COOL SCHOOL - Los Angeles Premiere

In Los Angeles on June 27th, the American Arts Documentary Foundation premiers its film, COOL SCHOOL.

New York City has long been regarded as the heart of the American art movement, but near the end of the 1940's, as the post-war rise of Abstract Expressionism became the new wave of painting in the United States, a small but determined band of painters, curators and collectors on the West Coast were determined to make themselves known. Filmmaker Morgan Neville examines the rise of the Los Angeles art scene and how it brought a new and vigorously American slant to contemporary painting in the documentary, "The Cool School." Neville profiles Walter Hopps and Irving Blum, owners of the Ferus Gallery, which championed the new school of Los Angeles art; sculptors Ed Kienholz and Larry Bell and painters Ed Ruscha, John Altoon and Billy Al Bengston, all of whom were championed by the Ferus Gallery; architect Frank Gehry, whose ideas dovetailed with those of the new L.A. artists; and Dennis Hopper and Dean Stockwell, actors and Hollywood bohemians whose love of the new L.A. art (and willingness to buy pieces) provided crucial support for a struggling movement. Jeff Bridges serves as narrator. ~ Mark Deming, All Movie Guide.

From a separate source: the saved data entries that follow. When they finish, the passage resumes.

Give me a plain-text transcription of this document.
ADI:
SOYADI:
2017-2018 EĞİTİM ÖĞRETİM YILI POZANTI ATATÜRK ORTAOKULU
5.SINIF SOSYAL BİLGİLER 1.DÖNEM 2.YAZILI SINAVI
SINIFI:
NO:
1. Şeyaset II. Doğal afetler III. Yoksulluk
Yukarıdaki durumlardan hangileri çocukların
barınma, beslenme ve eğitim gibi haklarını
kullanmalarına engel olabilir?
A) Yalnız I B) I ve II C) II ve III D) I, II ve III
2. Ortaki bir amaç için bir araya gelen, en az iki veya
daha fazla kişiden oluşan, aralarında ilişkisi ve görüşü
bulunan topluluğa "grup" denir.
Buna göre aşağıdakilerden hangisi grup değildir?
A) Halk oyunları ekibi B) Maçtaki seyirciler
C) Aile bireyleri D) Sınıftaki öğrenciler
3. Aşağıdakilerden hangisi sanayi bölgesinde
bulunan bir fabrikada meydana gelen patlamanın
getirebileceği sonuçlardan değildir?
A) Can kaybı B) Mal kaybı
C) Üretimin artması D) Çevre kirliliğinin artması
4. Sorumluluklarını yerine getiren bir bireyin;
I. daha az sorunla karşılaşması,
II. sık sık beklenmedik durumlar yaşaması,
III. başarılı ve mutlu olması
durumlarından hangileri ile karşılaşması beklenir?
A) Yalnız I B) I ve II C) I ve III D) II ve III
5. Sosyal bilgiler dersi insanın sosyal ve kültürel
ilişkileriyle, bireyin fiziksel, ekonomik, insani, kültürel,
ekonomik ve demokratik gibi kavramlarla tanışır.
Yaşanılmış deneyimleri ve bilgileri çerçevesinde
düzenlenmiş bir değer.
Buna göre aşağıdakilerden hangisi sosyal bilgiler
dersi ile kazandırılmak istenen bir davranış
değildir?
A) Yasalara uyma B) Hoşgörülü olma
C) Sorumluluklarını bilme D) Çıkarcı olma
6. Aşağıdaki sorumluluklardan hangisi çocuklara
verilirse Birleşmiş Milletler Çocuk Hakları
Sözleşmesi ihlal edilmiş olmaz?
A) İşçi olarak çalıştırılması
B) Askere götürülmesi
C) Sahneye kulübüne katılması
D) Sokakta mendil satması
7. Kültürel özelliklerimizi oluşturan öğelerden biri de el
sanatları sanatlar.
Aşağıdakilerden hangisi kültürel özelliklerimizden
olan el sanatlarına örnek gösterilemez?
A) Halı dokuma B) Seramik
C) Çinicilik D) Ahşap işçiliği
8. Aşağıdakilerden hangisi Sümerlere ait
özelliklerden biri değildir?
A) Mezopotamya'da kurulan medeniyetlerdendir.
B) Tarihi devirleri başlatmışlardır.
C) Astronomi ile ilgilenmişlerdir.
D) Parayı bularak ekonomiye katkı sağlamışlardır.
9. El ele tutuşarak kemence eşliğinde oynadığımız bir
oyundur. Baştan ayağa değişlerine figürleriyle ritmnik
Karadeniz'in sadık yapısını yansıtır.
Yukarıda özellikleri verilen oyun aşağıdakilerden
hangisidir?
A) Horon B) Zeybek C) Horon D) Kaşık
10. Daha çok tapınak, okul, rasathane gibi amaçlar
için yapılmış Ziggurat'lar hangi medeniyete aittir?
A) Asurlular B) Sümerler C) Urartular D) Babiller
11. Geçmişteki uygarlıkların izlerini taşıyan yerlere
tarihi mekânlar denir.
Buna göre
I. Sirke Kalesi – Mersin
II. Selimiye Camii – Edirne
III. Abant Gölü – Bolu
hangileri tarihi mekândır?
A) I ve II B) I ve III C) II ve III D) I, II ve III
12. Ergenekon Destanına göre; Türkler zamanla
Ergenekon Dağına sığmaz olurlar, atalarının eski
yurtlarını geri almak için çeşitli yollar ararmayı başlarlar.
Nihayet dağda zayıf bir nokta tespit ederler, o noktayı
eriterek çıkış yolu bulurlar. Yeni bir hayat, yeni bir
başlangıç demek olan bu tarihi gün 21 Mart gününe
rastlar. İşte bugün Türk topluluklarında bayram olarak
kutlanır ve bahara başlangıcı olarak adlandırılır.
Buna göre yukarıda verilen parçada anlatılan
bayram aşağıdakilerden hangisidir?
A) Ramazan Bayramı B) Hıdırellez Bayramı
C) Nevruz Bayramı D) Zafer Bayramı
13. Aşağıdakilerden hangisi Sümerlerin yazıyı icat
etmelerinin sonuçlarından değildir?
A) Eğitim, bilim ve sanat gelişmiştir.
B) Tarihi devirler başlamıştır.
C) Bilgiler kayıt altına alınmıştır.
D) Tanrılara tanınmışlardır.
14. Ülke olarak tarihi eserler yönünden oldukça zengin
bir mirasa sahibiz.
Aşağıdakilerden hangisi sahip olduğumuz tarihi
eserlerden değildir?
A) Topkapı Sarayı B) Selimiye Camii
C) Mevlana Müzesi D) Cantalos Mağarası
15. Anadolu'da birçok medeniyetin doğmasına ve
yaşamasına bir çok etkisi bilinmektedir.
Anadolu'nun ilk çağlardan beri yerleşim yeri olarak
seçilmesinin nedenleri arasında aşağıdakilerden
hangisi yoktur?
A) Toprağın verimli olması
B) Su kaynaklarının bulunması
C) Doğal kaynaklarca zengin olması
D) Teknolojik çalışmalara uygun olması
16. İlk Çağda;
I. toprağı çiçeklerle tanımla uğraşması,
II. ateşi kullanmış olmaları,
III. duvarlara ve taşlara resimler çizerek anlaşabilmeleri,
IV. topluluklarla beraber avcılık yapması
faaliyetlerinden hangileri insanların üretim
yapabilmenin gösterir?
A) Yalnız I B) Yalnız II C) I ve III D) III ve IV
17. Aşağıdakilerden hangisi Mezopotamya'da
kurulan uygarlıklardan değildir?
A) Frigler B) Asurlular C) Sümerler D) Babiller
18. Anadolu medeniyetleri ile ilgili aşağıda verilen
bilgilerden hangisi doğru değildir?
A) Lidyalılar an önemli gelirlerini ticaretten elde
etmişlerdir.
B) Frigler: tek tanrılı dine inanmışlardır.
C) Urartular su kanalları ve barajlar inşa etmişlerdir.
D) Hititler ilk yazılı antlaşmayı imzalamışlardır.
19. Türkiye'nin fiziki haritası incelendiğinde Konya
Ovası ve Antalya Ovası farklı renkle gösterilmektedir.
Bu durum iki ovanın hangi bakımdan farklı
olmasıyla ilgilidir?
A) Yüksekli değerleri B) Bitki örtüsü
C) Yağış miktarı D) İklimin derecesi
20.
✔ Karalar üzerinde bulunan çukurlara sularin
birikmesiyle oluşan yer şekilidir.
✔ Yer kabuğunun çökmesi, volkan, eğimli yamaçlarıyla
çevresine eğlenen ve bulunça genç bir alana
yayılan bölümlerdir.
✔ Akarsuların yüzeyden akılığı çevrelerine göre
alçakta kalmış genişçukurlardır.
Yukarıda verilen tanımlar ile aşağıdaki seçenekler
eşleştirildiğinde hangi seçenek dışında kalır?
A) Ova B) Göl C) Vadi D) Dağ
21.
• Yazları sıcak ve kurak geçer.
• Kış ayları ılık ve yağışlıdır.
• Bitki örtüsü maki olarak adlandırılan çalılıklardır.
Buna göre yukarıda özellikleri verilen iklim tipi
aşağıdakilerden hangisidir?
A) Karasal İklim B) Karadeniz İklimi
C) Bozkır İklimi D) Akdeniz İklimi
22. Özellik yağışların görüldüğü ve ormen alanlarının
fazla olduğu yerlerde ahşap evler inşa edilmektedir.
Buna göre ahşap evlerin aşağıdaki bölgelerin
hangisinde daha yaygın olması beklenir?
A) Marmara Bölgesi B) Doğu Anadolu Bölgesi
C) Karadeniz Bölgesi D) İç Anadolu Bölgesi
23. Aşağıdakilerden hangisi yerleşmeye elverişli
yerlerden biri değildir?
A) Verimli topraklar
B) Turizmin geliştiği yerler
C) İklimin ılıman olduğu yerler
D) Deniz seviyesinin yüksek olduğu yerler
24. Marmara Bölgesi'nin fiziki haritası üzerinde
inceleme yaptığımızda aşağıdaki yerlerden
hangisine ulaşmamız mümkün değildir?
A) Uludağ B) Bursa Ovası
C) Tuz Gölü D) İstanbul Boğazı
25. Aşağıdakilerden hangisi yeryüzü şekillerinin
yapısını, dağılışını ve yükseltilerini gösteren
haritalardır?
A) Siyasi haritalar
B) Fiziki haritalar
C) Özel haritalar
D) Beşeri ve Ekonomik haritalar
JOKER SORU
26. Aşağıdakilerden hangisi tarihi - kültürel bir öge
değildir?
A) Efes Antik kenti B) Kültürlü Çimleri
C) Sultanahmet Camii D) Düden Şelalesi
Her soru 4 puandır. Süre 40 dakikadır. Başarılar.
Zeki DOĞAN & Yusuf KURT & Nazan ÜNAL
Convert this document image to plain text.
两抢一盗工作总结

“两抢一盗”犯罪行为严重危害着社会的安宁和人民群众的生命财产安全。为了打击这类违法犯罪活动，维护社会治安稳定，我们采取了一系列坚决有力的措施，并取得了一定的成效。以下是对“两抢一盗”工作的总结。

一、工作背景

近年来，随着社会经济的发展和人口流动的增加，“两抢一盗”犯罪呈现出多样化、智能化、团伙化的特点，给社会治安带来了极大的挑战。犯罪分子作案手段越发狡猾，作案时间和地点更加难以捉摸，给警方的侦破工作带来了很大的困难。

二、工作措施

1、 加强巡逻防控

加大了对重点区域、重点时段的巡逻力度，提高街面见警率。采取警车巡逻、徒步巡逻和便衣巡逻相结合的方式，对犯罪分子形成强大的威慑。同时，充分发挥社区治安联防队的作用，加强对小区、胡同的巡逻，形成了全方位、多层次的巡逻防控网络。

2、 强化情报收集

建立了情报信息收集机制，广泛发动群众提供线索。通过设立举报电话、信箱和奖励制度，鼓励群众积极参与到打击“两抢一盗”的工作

The film also includes ten of Malcolm Lubliner's photographs from his archive of the times and the artists who appear in the film; Ed Ruscha, Wallace Berman, John Altoon, Ed Kienholz, Billy Bengston, Ken Price and others. Lubliner was then the contract photographer for Gemini G.E.L. and for the Arts and Technology Program of the Los Angeles County Museum of Art. He was also active in covering much of the art and gallery scene then and was a prominent contributor to the 1996 Craig Krull Gallery exhibition "Photographing the LA Art Scene 1955 - 1975. Opening on September 27th and continuing through November 14th, 2007, Sonja Marck and The 8 Gallery in San Francisco, who represents Mr Lubliner, will exhibit more than thirty, mostly vintage photographs from that historic period.

Acquisitions

August 11, 2006 — The Bedford Gallery on behalf of the City of Walnut Creek has acquired six large prints from photographer Malcolm Lubliner. The images are from the series "Significant Places" and were presented as a gift to the city. Mr. Lubliner has an extensive national and international exhibition history and the Bedford and the city were pleased to receive the works.


Transmissions Gallery, the new Berkeley exhibition space established in a former transmission repair building, is exhibiting several of Malcolm Lubliner's automobile photographs dating from the 1970's. The work was included, along with the work of several other local artists in their inaugural exhibition in February of 2006.



The Azzurra Project in Marina Del Rey, CA. purchased two photographs from Malcolm Lubliner's archive of historically important artists, one of Sam Francis and one of John Altoon as part of their collection and celebration of the major contribution those California based artists made in the 1960s and 70s. The large, thirty by forty inch prints are installed along with the artist's work on the 6th and 8th floors of the condo complex.

Rush Creek Editions Press, the Santa Fe based fine arts printer and gallery has added Malcolm Lubliner to its roster of artists and will be showing and representing his work starting June 2006.